Le groupe public algérien Sonatrach franchit une nouvelle étape dans la réalisation de son Projet de Phosphate Intégré (PPI). Deux contrats d’ingénierie, d’approvisionnement et de construction (EPC) ont été signés mercredi à Alger avec les groupes italien Saipem et chinois China Harbour Engineering Company (CHEC).
Ces accords doivent permettre d’accélérer la mise en œuvre d’un projet considéré comme stratégique par les autorités algériennes pour renforcer la production nationale d’engrais et développer les exportations.
Saipem chargée des installations industrielles
Le premier contrat, conclu avec l’italien Saipem, porte sur la réalisation d’installations de transformation et de production d’engrais sur les sites de Bled El Hadba, dans la wilaya de Tébessa, et d’Oued Kéberit, dans la wilaya de Souk Ahras.
D’une valeur de 500 millions d’euros, selon une source du secteur énergétique citée par Anadolu, ce marché constitue l’un des principaux volets industriels du projet.

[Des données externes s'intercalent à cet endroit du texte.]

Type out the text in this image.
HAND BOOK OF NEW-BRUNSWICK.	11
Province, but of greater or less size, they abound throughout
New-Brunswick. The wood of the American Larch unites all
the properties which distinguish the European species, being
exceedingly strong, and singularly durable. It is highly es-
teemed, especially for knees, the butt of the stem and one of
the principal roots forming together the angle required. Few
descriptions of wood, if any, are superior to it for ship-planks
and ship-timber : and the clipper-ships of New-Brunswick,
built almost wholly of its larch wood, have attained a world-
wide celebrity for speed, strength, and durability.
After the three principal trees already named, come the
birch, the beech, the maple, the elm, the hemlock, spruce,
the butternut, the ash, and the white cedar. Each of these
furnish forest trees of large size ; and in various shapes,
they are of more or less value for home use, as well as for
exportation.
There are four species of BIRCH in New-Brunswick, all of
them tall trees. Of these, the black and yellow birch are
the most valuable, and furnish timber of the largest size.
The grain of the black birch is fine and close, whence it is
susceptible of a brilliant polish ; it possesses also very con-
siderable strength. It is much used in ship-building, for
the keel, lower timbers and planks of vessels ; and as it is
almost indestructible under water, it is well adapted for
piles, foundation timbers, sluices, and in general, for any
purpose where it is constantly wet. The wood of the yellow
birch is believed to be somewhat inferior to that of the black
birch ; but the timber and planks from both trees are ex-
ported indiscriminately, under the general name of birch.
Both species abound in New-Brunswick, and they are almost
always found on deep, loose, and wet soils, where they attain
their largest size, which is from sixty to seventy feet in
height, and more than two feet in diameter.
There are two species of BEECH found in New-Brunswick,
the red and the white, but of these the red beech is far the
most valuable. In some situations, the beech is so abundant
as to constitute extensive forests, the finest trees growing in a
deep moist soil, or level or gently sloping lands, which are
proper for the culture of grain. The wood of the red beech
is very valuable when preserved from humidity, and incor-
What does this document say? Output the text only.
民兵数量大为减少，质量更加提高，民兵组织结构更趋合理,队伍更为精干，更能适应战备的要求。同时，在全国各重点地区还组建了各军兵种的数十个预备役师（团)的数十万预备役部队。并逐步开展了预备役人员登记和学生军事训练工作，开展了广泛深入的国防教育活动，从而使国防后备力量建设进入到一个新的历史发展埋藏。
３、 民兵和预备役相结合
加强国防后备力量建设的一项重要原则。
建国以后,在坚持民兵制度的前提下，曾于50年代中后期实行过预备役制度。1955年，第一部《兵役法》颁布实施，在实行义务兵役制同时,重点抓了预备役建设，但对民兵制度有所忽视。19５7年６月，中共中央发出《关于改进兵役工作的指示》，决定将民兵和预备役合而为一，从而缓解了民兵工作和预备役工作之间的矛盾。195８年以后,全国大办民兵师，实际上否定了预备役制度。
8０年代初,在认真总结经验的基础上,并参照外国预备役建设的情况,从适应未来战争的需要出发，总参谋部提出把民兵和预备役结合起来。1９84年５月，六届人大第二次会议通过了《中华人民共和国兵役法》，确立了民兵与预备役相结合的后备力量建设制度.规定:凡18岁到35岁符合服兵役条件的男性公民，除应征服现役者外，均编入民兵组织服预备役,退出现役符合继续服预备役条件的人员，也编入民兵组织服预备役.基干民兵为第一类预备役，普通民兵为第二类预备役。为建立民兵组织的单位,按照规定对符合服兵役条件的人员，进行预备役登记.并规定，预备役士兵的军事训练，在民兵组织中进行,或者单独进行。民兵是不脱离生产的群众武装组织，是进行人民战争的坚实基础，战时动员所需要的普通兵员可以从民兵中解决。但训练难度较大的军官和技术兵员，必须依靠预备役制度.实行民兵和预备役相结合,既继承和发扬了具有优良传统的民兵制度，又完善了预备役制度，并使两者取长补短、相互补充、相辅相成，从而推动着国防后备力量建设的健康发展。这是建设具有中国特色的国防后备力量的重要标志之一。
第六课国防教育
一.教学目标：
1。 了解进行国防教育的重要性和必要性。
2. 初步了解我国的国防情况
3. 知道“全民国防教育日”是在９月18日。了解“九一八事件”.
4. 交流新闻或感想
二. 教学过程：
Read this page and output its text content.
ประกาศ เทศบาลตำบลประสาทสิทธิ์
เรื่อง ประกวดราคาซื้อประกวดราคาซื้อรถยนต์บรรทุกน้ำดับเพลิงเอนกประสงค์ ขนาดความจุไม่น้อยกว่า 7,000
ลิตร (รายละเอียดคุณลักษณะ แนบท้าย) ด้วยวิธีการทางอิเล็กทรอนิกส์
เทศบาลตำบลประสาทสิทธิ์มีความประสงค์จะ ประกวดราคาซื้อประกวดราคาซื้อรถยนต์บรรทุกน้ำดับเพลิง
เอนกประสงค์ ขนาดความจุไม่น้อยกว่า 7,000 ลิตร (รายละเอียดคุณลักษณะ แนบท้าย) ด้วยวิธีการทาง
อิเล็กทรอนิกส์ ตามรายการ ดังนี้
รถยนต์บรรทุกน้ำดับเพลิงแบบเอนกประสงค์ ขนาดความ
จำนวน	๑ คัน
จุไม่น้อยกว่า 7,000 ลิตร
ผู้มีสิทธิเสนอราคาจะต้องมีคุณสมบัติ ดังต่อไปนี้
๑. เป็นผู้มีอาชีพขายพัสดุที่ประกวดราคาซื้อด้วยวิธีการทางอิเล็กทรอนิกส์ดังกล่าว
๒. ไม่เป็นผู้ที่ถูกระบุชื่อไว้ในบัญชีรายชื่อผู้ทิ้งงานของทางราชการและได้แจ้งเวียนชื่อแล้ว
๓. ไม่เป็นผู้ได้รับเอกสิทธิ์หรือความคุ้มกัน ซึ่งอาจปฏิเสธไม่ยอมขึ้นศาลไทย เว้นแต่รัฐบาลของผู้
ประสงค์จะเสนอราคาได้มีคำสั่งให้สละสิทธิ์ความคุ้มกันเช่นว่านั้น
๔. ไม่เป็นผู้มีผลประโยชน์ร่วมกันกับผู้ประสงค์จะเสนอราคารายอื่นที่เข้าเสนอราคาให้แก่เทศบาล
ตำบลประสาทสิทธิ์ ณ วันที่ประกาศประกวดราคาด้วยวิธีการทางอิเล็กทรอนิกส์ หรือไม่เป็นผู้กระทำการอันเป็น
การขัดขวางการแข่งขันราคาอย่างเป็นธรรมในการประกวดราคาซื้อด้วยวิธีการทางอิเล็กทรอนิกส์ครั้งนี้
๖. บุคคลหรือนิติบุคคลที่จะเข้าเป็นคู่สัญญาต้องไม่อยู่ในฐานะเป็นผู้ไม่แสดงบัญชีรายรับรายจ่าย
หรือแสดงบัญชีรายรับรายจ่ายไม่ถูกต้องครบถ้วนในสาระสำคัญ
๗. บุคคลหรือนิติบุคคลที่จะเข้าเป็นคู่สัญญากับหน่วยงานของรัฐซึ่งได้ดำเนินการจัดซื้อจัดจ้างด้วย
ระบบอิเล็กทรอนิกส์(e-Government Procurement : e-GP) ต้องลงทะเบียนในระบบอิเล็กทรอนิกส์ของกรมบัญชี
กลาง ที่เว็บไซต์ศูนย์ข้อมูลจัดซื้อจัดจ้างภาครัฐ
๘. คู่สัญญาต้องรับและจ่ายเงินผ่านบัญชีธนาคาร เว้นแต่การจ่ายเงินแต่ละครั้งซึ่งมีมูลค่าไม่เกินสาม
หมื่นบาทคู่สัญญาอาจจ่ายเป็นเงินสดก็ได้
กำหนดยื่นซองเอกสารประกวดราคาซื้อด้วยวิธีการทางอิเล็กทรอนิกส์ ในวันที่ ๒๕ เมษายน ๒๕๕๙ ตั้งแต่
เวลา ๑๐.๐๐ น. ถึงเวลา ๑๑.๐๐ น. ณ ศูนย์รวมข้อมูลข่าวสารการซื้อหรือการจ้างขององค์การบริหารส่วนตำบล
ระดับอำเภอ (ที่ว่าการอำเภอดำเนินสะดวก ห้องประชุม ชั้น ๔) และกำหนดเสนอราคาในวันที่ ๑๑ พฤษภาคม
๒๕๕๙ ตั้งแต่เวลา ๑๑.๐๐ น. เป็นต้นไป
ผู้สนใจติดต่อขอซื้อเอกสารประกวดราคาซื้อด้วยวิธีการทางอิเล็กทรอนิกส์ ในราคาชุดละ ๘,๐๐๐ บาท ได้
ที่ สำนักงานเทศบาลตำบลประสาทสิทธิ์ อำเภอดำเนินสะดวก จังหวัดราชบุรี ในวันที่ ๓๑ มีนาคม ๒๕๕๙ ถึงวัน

Le second contrat a été attribué à China Harbour Engineering Company. Il concerne la construction des infrastructures portuaires nécessaires au projet au niveau du port d’Annaba, dans le nord-est de l’Algérie. Le montant de cet accord n’a pas été communiqué.
5,5 millions de tonnes de phosphate brut par an
Le Projet de Phosphate Intégré prévoit l’exploitation et l’enrichissement du gisement de Bled El Hadba, avant la transformation du phosphate sur les sites industriels dédiés.
Le projet devrait permettre d’atteindre une capacité d’extraction de 5,5 millions de tonnes de phosphate brut par an, pour une production annuelle de 3,2 millions de tonnes de phosphate concentré.
À Oued Kéberit, un complexe industriel doit ensuite assurer la transformation chimique de la matière première et produire notamment :
- 2,4 millions de tonnes d’engrais phosphatés par an ;
- 570 000 tonnes d’engrais azotés, principalement de l’urée ;
- ainsi que de l’acide sulfurique, de l’acide phosphorique et de l’ammoniac.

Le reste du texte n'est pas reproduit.